La città per stranieri al sud

«Questa creazione realizza infatti in modo ideale, perfetto, ogni desiderio di vacanza e natura dell'individuo metropolitano medio». Così Hermann Hesse nel 1925 descriveva il paesaggio dei laghi insubrici, che attraeva molti suoi connazionali in fuga dalle grigie città industriali mitteleuropee. Si era formato nei decenni precedenti e ancora si evolveva a loro beneficio.
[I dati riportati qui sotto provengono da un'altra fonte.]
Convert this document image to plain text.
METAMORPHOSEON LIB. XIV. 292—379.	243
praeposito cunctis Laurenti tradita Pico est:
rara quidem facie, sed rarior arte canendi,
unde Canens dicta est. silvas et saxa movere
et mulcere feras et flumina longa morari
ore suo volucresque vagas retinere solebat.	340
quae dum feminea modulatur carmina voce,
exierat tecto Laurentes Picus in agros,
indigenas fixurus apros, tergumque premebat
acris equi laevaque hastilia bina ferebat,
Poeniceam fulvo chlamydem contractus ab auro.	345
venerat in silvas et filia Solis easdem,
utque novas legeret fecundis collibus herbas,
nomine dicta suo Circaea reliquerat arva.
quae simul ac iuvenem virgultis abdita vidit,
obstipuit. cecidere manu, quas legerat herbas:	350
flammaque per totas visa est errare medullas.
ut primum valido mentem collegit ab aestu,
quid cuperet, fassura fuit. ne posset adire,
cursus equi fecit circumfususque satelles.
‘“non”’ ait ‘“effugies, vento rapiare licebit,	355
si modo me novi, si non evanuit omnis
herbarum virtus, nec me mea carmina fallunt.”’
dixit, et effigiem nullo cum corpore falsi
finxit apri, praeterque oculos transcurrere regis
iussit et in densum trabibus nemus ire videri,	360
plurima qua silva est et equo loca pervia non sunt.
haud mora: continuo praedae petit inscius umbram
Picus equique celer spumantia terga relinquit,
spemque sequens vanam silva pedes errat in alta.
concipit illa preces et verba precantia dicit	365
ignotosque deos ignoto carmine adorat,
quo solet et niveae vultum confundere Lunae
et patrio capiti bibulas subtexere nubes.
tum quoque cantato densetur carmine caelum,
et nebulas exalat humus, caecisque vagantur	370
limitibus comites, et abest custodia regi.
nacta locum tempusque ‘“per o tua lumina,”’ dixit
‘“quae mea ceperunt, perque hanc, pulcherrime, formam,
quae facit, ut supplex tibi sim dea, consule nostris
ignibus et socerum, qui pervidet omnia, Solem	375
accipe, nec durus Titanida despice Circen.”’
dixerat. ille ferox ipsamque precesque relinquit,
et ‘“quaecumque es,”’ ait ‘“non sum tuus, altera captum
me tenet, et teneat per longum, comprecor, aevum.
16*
Alberghi, battelli, vele, giardini esotici, rovine pittoresche, vinerie, lungolaghi, borghi medievali, musica raffinata, eventi, mostre, allora come oggi compongono un mosaico di natura addomesticata e piegata a fini ricreativi.
L'unica cosa che è profondamente mutata è la scomparsa degli italiani folkloristici, i cui bambini giocavano a piedi nudi rincorrendo barattoli di latta. I loro discendenti si sono urbanizzati e beneficiano dell'ambiente lacustre allo stesso modo degli stranieri: per loro sono state costruite miriadi di villette con garage e piscina, in continua espansione. L'elemento etnico è oggi rappresentato dal buon cibo italiano, che qui gli stranieri possono assaporare nella versione originale, anziché in quelle tarocche reperibili a casa loro.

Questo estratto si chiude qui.